Thursday, September 07, 2006

5,001 Nights at the Remote.

* I just finished reading BBC Good Food cover to cover. It's an interesting magazine; I can't quite figure out where it falls in the socio-economic/periodical/foodie hierarchy on the newsstand. It's definitely not as posh as Gourmet, but doesn't seem Woman's Day either. Maybe more like Bon Appetit? (The cover to the left is not the one I just read but very similar--crowded, not elegant and spare.) I guess the point is that there isn't a definite US comparison, since it's nicely subsidized and there aren't as many ads as in other magazines. Much nicer.

I drew a few conclusions from reading it: 1) British food photography has not reached the same feverishly glossy spritzed fluffed quality as American. This is probably not quite true--I'm probably comparing it to the wrong things--but it still seems different somehow. They let things look simpler (plain white noodles?) and just kinda lie there, not so spectacularly lit or lacquered or whatever, compared to an American magazine. Maybe. 2) I really want to try salt marsh lamb. 3) There wasn't one chocolate-based desert in the whole thing, I think--everything was seasonal, down to the bizillions of berry-based desserts. It felt a little more genuinely tied to nature's ebbs and flows and unprocessed food. 4) I saw very little fear of carbs--whether covert or manifest in the recipe design, however: 5) They seem just as concerned with healtheee-Eeeeeting, but in different ways than us. For instance, there was one raspberry tart for which you crumbled up shortbread WITH butter (shortbread already being 99-44/100% butter) to make the crust. Go Old Blighty! (It looked fantastic--their soft summer fruit there really is epic.) 6) Delia Smith is really England's Food Queen. There was a contest for what basically an Audience with her at her Food Centre. Hilarious. She has to be popular/powerful to bend other people's interests to hers (football, the Catholic church)--I mean, I wonder how many of these folks care about football to begin with?

* This weekend on Food Network they're airing a special about Susan Feniger and Mary Sue Milliken called "The Chef and the Architect," in the promos for which they are heavily leaning on the whole "I Married My Partner's Ex!!!" True Hollywood Story angle. Wha? I didn't know for sure that MS had married S's ex until I read Juliette Rossant's Super Chefs, and even then I would argue it was fairly softpetaled. In general I don't think it was ever a secret, but it doesn't seem like they advertised it either. Either way, the point being that it's Old News, yo. But now...hmm! Salacious! The show, according to FN website, is about Mary Sue and Josh building their dream kitchen...wonder what happened to their old LA home? That was such a cool building, the one that was in AD or whatever. Goss goss. Pardon while too much curious goss spills out the edges.

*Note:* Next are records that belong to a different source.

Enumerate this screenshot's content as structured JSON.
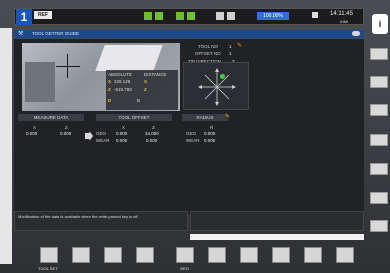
{
  "header": {
    "channel": "1",
    "mode": "REF",
    "feed_badge": "100.00%",
    "clock": "14:11:45",
    "brand": "iHMI"
  },
  "title_bar": {
    "title": "TOOL GETTER GUIDE"
  },
  "camera": {
    "absolute_label": "ABSOLUTE",
    "distance_label": "DISTANCE",
    "axes": [
      {
        "axis": "X",
        "absolute": "226.128",
        "distance": "X"
      },
      {
        "axis": "Z",
        "absolute": "-619.780",
        "distance": "Z"
      }
    ],
    "extra_left": "D",
    "extra_right": "B"
  },
  "tool_info": {
    "tool_no_label": "TOOL NO",
    "tool_no_value": "1",
    "offset_no_label": "OFFSET NO",
    "offset_no_value": "1",
    "tip_direction_label": "TIP DIRECTION",
    "tip_direction_value": "3"
  },
  "sections": {
    "measure_data": "MEASURE DATA",
    "tool_offset": "TOOL OFFSET",
    "radius": "RADIUS"
  },
  "measure": {
    "x_label": "X",
    "x_value": "0.000",
    "z_label": "Z",
    "z_value": "0.000"
  },
  "offset": {
    "geo_label": "GEO",
    "wear_label": "WEAR",
    "x_label": "X",
    "x_geo": "0.000",
    "x_wear": "0.000",
    "z_label": "Z",
    "z_geo": "34.000",
    "z_wear": "0.000"
  },
  "radius": {
    "geo_label": "GEO",
    "wear_label": "WEAR",
    "r_label": "R",
    "r_geo": "0.000",
    "r_wear": "0.000"
  },
  "message": "Modification of the data is available when the write-protect key is off.",
  "bottom_keys": [
    {
      "label": "TOOL SET"
    },
    {
      "label": ""
    },
    {
      "label": ""
    },
    {
      "label": ""
    },
    {
      "label": "GEO"
    },
    {
      "label": ""
    },
    {
      "label": ""
    },
    {
      "label": ""
    },
    {
      "label": ""
    },
    {
      "label": ""
    }
  ],
  "colors": {
    "accent": "#1a56b8",
    "title_bar": "#1d4a8a",
    "warning": "#f0c030",
    "ok": "#3fcf3f"
  }
}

* Junk food roundup. Um, well, news isn't the right word, but I'm excited.

1) I can't find grape Laffy Taffy anywhere, so I finally just bought a box of individually wrapped from a candy wholesaler. Cool! The web rocks! I adore grape Laffy Taffy. What IS it, you say. Well, it's, um...squishy. Loud, really. Tangy. Chewy! Artificially all of the above, really. But good.

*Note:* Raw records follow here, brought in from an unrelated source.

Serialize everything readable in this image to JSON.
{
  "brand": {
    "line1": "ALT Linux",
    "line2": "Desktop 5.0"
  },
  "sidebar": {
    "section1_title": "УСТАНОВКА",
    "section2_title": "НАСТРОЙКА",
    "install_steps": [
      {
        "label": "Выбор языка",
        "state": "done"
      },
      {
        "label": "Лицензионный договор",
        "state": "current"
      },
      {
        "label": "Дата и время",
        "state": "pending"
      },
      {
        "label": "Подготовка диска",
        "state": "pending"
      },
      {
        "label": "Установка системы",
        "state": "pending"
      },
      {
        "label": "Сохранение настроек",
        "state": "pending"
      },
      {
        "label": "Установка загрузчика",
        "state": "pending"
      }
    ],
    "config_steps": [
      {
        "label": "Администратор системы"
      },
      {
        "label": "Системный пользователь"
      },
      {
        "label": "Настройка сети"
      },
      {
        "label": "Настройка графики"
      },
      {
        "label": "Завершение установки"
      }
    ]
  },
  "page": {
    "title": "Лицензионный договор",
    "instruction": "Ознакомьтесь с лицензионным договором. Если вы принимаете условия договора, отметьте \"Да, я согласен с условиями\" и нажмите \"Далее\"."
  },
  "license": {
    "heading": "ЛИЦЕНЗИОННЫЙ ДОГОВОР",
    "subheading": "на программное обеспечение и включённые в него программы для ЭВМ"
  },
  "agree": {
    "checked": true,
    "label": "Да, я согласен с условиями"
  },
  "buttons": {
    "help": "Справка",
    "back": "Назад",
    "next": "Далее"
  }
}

2) Totino's makes these cheap pizzas called Party Pizzas that I love. They used to be $.99 ea, but now they're more, although you can still usually get them on sale for a dollar. They are really good in a really bad/good way. To make the circle fit in your (rectangular) toaster oven, you crack the pizza in half and fit the sliding halves off-set together inside, crank the heat up to 400something and in 12 minutes--blam. Very crispily-crusted, not too cheesy pizza. Don't get me wrong--it's not artisinally thin Neapolitan pizza or something, but in its fakeness it's closer to good pizza than those enormous Tombstone cheese weights.